Catherine de Medici (queen mother): "Catherine, bursting with rage, returned to her quarters...'Satan!' she muttered, 'help a poor queen, for whom God will do nothing more!'" (361)

Overall, I would give La Reine Margot 3 1/2 stars. I haven't read any of Dumas' other novels for comparison, though The Black Tulip looks interesting given my husband's Dutch heritage. I would also like to read The Count of Monte Cristo sometime. I'll just have to decide between the abridged or full version, after reading this review...

A summary of my book club's discussion of La Reine Margot can be found here.

Sunday, October 12, 2008

Another Blog?

I started a blog for my book club a few months ago, but I've found that I'd like to write about more books than what might fit the purpose of that site. So this is my personal book review blog. There will most likely be a broad mix of topics reviewed here - from fiction to theology and picture books to cookbooks - as my reading tends to be quite varied.

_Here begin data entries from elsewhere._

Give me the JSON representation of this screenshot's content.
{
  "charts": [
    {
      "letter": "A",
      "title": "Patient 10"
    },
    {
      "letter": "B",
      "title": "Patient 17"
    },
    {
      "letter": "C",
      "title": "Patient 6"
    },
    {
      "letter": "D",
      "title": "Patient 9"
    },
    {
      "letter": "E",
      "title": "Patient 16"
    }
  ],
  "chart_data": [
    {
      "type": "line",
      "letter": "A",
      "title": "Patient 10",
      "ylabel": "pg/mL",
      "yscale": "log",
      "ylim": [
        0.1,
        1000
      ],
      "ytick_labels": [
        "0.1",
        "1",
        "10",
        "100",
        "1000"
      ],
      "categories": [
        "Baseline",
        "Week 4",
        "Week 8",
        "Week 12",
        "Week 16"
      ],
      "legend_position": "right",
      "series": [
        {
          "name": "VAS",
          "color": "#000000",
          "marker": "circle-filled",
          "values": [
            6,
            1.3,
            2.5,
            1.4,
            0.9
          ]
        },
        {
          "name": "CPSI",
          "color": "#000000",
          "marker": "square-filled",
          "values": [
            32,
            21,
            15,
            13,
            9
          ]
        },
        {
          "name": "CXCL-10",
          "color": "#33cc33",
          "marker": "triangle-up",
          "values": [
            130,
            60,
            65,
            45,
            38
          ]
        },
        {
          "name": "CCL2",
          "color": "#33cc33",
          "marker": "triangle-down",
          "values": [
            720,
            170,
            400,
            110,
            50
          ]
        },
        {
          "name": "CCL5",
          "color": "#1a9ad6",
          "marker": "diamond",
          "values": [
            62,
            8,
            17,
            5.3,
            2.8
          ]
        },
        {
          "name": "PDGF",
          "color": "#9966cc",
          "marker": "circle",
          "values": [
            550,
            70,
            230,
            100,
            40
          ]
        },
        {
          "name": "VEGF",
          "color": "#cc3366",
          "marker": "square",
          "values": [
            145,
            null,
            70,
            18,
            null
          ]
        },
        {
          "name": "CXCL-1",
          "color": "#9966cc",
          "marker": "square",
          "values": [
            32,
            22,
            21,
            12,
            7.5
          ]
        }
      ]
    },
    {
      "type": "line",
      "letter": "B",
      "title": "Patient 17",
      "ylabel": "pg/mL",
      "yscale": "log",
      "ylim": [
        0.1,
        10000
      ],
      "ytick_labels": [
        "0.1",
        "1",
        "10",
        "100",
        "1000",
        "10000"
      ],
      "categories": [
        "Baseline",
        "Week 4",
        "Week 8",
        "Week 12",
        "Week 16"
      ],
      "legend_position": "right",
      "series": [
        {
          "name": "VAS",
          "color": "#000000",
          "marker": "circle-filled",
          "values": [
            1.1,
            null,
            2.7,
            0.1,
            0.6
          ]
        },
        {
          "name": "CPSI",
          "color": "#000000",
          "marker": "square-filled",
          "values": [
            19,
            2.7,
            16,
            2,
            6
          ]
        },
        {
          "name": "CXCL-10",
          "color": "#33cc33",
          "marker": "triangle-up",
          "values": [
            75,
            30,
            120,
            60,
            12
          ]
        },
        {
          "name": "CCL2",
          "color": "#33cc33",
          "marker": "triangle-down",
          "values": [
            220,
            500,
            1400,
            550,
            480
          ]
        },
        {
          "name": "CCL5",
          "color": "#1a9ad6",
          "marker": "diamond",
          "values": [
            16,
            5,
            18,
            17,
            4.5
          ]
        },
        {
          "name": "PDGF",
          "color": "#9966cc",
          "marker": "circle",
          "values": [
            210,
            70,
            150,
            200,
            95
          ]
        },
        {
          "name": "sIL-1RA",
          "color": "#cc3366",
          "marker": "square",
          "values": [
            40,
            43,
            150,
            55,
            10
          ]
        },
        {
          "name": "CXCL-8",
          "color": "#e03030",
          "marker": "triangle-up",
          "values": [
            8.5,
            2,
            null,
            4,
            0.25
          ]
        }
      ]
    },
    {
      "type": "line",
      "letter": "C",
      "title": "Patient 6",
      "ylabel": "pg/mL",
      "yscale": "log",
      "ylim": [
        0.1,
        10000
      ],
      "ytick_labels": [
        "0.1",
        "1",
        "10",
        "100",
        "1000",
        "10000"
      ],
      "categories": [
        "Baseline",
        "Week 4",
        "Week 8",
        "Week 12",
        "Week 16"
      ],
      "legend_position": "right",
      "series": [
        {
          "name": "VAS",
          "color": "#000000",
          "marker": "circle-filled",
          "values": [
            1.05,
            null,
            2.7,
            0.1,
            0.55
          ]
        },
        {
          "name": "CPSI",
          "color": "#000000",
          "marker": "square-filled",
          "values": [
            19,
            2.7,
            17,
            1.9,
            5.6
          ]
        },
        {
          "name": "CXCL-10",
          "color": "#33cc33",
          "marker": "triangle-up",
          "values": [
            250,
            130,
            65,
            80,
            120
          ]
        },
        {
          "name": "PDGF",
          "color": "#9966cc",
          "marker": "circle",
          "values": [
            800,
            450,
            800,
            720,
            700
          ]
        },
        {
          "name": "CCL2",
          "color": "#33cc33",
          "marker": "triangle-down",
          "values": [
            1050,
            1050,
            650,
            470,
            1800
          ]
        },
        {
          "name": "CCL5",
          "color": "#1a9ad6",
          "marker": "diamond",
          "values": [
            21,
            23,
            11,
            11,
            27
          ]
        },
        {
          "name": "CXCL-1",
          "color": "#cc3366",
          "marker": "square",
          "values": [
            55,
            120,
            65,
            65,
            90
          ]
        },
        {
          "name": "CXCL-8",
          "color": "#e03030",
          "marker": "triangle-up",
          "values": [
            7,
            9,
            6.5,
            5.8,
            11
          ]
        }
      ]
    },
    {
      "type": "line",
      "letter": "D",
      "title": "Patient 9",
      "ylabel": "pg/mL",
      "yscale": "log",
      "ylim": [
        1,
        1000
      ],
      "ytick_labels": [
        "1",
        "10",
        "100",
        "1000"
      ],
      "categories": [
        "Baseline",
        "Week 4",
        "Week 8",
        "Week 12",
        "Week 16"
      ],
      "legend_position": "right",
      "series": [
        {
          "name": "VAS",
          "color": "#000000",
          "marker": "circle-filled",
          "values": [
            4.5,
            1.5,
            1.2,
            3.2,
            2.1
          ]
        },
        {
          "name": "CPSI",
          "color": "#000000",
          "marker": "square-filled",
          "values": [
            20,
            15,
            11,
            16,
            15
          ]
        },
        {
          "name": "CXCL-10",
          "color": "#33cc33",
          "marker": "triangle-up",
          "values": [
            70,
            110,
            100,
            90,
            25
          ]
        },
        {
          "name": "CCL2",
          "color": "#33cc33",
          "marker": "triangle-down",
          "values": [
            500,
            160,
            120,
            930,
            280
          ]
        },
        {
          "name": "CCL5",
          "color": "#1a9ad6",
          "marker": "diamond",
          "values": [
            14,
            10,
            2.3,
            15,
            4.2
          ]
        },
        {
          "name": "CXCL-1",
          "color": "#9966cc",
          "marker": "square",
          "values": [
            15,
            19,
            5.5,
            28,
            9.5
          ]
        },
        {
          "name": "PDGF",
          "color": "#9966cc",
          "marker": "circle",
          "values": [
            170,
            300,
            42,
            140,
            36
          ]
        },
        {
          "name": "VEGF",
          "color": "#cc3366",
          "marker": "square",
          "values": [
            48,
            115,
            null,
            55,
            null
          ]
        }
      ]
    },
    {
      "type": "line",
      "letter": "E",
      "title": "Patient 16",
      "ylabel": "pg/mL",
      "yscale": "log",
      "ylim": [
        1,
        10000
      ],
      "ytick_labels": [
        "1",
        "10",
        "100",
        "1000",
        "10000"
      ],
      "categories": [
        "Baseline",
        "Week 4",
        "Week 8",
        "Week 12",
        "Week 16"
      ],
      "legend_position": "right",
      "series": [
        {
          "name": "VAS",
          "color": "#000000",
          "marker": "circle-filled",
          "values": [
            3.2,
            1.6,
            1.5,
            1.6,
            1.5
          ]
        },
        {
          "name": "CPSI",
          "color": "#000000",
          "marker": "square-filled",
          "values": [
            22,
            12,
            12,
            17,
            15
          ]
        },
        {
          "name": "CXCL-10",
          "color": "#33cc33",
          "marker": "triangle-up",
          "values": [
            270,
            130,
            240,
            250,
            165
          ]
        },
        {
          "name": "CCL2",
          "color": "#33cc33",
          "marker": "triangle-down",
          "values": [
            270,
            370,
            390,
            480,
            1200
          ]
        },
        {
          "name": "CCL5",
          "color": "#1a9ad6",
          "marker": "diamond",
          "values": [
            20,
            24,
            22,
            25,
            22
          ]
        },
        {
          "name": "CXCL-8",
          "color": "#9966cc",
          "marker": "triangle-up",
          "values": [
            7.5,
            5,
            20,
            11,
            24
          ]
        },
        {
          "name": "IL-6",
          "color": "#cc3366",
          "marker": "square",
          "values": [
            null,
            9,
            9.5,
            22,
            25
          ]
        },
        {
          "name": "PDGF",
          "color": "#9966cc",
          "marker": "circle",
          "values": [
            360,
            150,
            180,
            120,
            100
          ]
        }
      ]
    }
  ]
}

When I like something that I read, I use post-it tabs to mark memorable passages. If it's a really good book, it might look something like a paper porcupine when I'm done. Most times, I try to record those favorite quotes before I put the book away or return it to the library. A blog is much more interesting than a simple Word document, so that's the reason for this little space of mine where I can record "Lines From the Page" and other thoughts.